You’ll never go to a haunted house so open and bright as the one that holds the new Dough Zone on the South Waterfront.
The eye-popping 7,657-square-foot space, with floor-to-ceiling windows looking onto the Willamette River, was once home to the most high-profile flop in Portland dining history: Lucier. Investors sank $4 million into the operation, which was universally panned and then closed just seven months after it opened in 2008. Successive ventures there in the decade since have also collapsed.
Dough Zone, a Seattle dim sum darling with its first Portland outpost, must have come in with some industrial-sized sage sticks: Early on, it seems to have what it takes to lift the yearslong funk at 1910 S River Drive.
It starts with that huge main room, designed with sleek lines, wood-paneled walls and dramatic, spiraling light fixtures. It’s an environment suited for a $200 prix fixe meal, but instead menu items run about $6 to $12, making it an uncanny cafeteria.
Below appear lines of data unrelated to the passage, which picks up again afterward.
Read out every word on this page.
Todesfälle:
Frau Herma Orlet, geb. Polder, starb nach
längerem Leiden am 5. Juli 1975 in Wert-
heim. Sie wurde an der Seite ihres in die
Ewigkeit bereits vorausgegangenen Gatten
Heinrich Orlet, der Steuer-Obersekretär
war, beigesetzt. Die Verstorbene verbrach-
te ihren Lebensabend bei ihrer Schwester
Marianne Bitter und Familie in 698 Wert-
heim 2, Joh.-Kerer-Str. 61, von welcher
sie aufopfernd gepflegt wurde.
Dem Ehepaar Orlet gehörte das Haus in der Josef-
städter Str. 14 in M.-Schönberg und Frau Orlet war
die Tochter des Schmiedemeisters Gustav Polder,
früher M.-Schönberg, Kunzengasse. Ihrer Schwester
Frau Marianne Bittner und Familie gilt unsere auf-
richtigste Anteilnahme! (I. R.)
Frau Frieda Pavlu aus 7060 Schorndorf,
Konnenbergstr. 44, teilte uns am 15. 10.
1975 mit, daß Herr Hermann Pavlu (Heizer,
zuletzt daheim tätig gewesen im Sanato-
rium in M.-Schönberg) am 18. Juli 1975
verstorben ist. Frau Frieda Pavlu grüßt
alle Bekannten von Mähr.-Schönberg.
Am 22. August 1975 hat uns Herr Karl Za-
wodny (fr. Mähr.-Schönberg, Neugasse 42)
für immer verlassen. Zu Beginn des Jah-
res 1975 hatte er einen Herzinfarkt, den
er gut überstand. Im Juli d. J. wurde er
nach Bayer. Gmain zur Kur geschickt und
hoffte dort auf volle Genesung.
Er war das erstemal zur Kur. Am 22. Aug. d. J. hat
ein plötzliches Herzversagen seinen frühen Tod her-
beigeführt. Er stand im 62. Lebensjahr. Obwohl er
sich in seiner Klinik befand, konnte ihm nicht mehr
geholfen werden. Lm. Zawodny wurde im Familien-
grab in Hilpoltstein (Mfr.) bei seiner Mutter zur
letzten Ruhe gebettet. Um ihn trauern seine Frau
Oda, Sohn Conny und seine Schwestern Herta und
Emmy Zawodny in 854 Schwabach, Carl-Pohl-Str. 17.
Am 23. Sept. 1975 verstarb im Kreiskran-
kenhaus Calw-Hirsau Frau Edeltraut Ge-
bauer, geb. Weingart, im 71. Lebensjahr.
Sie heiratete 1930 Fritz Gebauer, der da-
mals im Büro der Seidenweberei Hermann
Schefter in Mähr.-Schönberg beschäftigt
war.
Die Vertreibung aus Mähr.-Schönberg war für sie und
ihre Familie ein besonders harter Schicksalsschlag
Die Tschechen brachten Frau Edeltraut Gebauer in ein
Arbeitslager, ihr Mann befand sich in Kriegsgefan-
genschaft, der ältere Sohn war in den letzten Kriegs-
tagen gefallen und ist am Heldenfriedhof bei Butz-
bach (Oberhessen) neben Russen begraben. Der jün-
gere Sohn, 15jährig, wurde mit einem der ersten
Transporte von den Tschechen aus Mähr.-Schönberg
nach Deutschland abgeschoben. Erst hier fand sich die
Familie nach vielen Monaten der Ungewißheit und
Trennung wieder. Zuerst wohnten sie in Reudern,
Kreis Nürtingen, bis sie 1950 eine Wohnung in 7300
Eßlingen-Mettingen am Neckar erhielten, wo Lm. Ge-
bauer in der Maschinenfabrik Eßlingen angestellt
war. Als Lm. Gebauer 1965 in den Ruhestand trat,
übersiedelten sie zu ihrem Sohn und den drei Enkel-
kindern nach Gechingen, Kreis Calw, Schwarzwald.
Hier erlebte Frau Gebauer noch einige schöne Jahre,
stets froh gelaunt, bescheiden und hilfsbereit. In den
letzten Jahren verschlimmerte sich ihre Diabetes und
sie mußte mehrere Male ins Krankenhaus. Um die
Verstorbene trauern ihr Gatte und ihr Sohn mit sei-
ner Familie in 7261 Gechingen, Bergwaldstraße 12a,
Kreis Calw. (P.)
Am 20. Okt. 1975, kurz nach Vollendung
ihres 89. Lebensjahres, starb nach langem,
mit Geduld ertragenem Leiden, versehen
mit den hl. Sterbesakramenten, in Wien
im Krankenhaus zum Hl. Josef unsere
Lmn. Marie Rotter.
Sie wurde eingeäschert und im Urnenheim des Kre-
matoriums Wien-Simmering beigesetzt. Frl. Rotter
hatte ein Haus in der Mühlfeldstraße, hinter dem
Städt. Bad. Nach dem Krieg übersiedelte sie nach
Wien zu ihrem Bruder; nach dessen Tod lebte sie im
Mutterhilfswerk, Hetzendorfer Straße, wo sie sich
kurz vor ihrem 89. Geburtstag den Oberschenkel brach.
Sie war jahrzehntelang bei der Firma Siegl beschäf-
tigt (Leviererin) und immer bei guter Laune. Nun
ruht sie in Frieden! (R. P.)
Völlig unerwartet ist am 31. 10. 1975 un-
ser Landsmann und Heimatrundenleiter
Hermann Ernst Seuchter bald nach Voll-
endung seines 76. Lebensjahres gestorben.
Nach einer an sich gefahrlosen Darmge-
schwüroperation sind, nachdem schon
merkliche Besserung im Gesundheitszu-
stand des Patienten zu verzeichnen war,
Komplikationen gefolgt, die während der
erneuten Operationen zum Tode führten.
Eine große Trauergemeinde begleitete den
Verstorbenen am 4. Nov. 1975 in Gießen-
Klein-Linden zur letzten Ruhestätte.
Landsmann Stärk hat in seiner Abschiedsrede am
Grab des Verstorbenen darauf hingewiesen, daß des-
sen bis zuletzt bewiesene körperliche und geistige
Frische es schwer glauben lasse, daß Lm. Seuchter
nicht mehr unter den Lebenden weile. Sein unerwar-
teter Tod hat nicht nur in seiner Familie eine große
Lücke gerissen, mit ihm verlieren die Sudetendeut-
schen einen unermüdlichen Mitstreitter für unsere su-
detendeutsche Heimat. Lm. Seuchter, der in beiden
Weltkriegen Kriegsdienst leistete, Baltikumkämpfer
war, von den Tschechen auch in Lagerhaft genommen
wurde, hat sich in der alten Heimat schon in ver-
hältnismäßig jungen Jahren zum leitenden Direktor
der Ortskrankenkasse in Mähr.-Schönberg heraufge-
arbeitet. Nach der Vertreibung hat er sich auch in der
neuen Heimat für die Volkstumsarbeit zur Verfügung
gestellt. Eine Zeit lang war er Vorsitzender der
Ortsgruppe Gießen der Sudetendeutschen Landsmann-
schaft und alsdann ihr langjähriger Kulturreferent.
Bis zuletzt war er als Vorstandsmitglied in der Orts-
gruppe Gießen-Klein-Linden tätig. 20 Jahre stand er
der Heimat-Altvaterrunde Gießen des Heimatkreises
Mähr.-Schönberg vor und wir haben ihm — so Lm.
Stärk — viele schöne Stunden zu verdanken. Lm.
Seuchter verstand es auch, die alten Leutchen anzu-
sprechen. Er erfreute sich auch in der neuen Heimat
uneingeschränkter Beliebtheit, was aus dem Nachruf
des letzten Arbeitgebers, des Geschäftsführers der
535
It’s best if you keep in mind that this is still a casual business—a place to go with friends and order a smorgasbord. Fill a table with spicy beef pancake rolls, flaky grilled dough wrapped around shredded beef and lettuce that’s somehow hearty and light, and throw in some Berkshire-Duroc pork-and-shrimp steamed dumplings, which arrive six to a steamer with the shrimp tails emerging from the chewy dumpling wrapper like a sail.
You’ll need to learn how to properly time your first bite into Dough Zone’s signature Q Bun ($8.95 for four). Steamed and then pan fried till crispy on the bottom, the bao contains pork and juices similar to a xiao long bao: If you sink your teeth in too soon, you’ll burn your mouth; wait too long and that juicy goodness is absorbed by the dough. Get it right and you’ll have one of your best bites of the day.
Dumplings, overall, are the star, from a succulent chicken pot sticker with a crispy laced bottom (don’t go for its veggie counterpart, which was sadly bland), to classic wontons in chile oil that hit the right textural mark, if not quite reaching a level of true spiciness. The xiao long bao are the best deal in the city: Score an order of six for $7.95. They are well seasoned, filling, and not too chewy. Do others do it a smidge better? Sure, but Dough Zone is a worthy entry to Portland’s growing XLB market.
Make sure to adequately tour the menu’s other offerings. A spiralized sweet-and-sour cucumber appetizer ($5.75) is a refreshing counterpoint to the heavier stuff, and lightly blanched broccoli with a seafood sauce for dipping ($5.95) was strangely simple yet compelling. Dan dan noodles with pork ($6.25) and the cold Szechuan noodles ($6.25) are both solid; again, neither is spicy enough, yet they are flavored well otherwise and perfectly chewy. Skip the underseasoned kale salad ($5.95) with thick stems left in the mix, as well as the zha jiang mian ($6.50), an underwhelming bowl of boiled noodles and veggies.
Still, even the misses so far at Dough Zone feel low stakes thanks to the low prices; go a few times and find your own personal favorites. Take a walk on the waterfront while you inevitably wait (this place is popular) for a table. Food will arrive fast and piping hot; finding someone to flag down to pay your check will take several minutes. Get a milk tea to go.
In cities that revere both Dough Zone and Taiwanese behemoth Din Tai Fung, there’s a spirited debate about which is better. With plans for DTF (now with a location in Tigard’s Washington Square) to open a massive 11,000-square-foot restaurant in Pioneer Place, we’ll soon be spoiled by the riches of downtown dumplings from both businesses. I’m personally looking forward to hanging with the ghosts of dim sum future.
EAT: Dough Zone, 1910 S River Drive, 503-446-3500, doughzonedumplinghouse.com. 11 am-10 pm daily.